What are the differences between json and simplejson Python modules?

I have seen many projects using simplejson module instead of json module from the Standard Library. Also, there are many different simplejson modules. Why would use these alternatives, instead of the one in the Standard Library?


Solution 1:

json is simplejson, added to the stdlib. But since json was added in 2.6, simplejson has the advantage of working on more Python versions (2.4+).

simplejson is also updated more frequently than Python, so if you need (or want) the latest version, it's best to use simplejson itself, if possible.

A good practice, in my opinion, is to use one or the other as a fallback.

try:
    import simplejson as json
except ImportError:
    import json

Solution 2:

I have to disagree with the other answers: the built in json library (in Python 2.7) is not necessarily slower than simplejson. It also doesn't have this annoying unicode bug.

Here is a simple benchmark:

import json
import simplejson
from timeit import repeat

NUMBER = 100000
REPEAT = 10

def compare_json_and_simplejson(data):
    """Compare json and simplejson - dumps and loads"""
    compare_json_and_simplejson.data = data
    compare_json_and_simplejson.dump = json.dumps(data)
    assert json.dumps(data) == simplejson.dumps(data)
    result = min(repeat("json.dumps(compare_json_and_simplejson.data)", "from __main__ import json, compare_json_and_simplejson", 
                 repeat = REPEAT, number = NUMBER))
    print "      json dumps {} seconds".format(result)
    result = min(repeat("simplejson.dumps(compare_json_and_simplejson.data)", "from __main__ import simplejson, compare_json_and_simplejson", 
                 repeat = REPEAT, number = NUMBER))
    print "simplejson dumps {} seconds".format(result)
    assert json.loads(compare_json_and_simplejson.dump) == data
    result = min(repeat("json.loads(compare_json_and_simplejson.dump)", "from __main__ import json, compare_json_and_simplejson", 
                 repeat = REPEAT, number = NUMBER))
    print "      json loads {} seconds".format(result)
    result = min(repeat("simplejson.loads(compare_json_and_simplejson.dump)", "from __main__ import simplejson, compare_json_and_simplejson", 
                 repeat = REPEAT, number = NUMBER))
    print "simplejson loads {} seconds".format(result)

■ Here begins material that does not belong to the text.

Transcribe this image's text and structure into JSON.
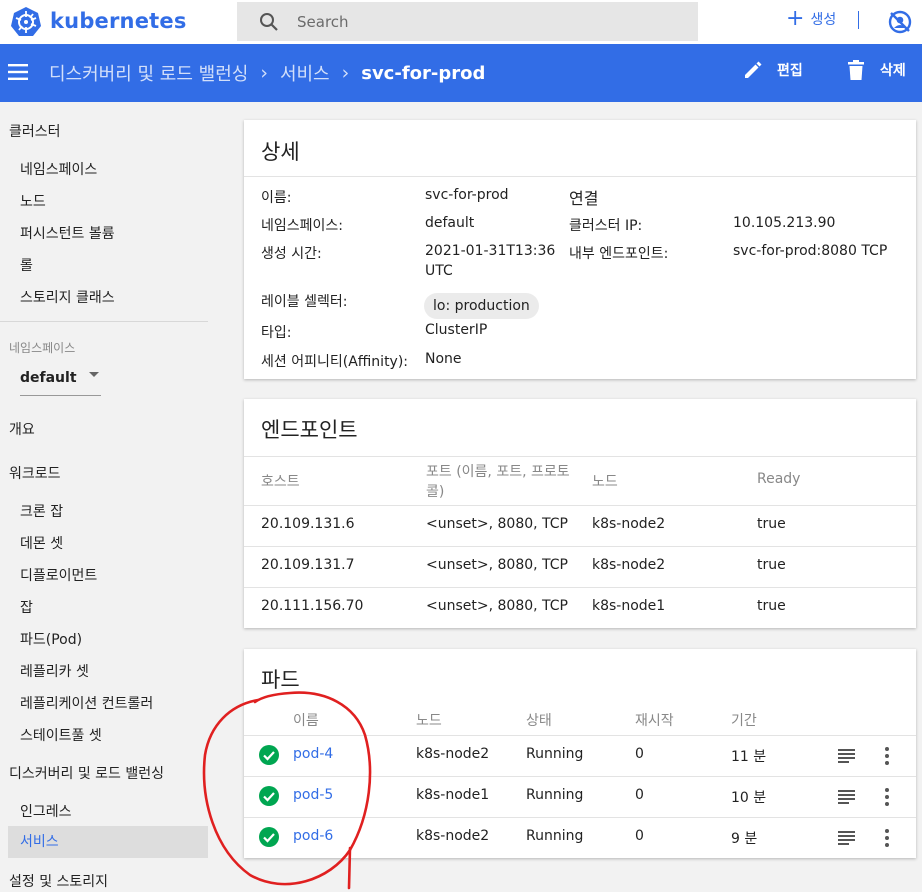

print "Complex real world data:" 
COMPLEX_DATA = {'status': 1, 'timestamp': 1362323499.23, 'site_code': 'testing123', 'remote_address': '212.179.220.18', 'input_text': u'ny monday for less than \u20aa123', 'locale_value': 'UK', 'eva_version': 'v1.0.3286', 'message': 'Successful Parse', 'muuid1': '11e2-8414-a5e9e0fd-95a6-12313913cc26', 'api_reply': {"api_reply": {"Money": {"Currency": "ILS", "Amount": "123", "Restriction": "Less"}, "ProcessedText": "ny monday for less than \\u20aa123", "Locations": [{"Index": 0, "Derived From": "Default", "Home": "Default", "Departure": {"Date": "2013-03-04"}, "Next": 10}, {"Arrival": {"Date": "2013-03-04", "Calculated": True}, "Index": 10, "All Airports Code": "NYC", "Airports": "EWR,JFK,LGA,PHL", "Name": "New York City, New York, United States (GID=5128581)", "Latitude": 40.71427, "Country": "US", "Type": "City", "Geoid": 5128581, "Longitude": -74.00597}]}}}
compare_json_and_simplejson(COMPLEX_DATA)
print "\nSimple data:"
SIMPLE_DATA = [1, 2, 3, "asasd", {'a':'b'}]
compare_json_and_simplejson(SIMPLE_DATA)

And the results on my system (Python 2.7.4, Linux 64-bit):

Complex real world data:
json dumps 1.56666707993 seconds
simplejson dumps 2.25638604164 seconds
json loads 2.71256899834 seconds
simplejson loads 1.29233884811 seconds

Simple data:
json dumps 0.370109081268 seconds
simplejson dumps 0.574181079865 seconds
json loads 0.422876119614 seconds
simplejson loads 0.270955085754 seconds

For dumping, json is faster than simplejson. For loading, simplejson is faster.

Since I am currently building a web service, dumps() is more important—and using a standard library is always preferred.

Also, cjson was not updated in the past 4 years, so I wouldn't touch it.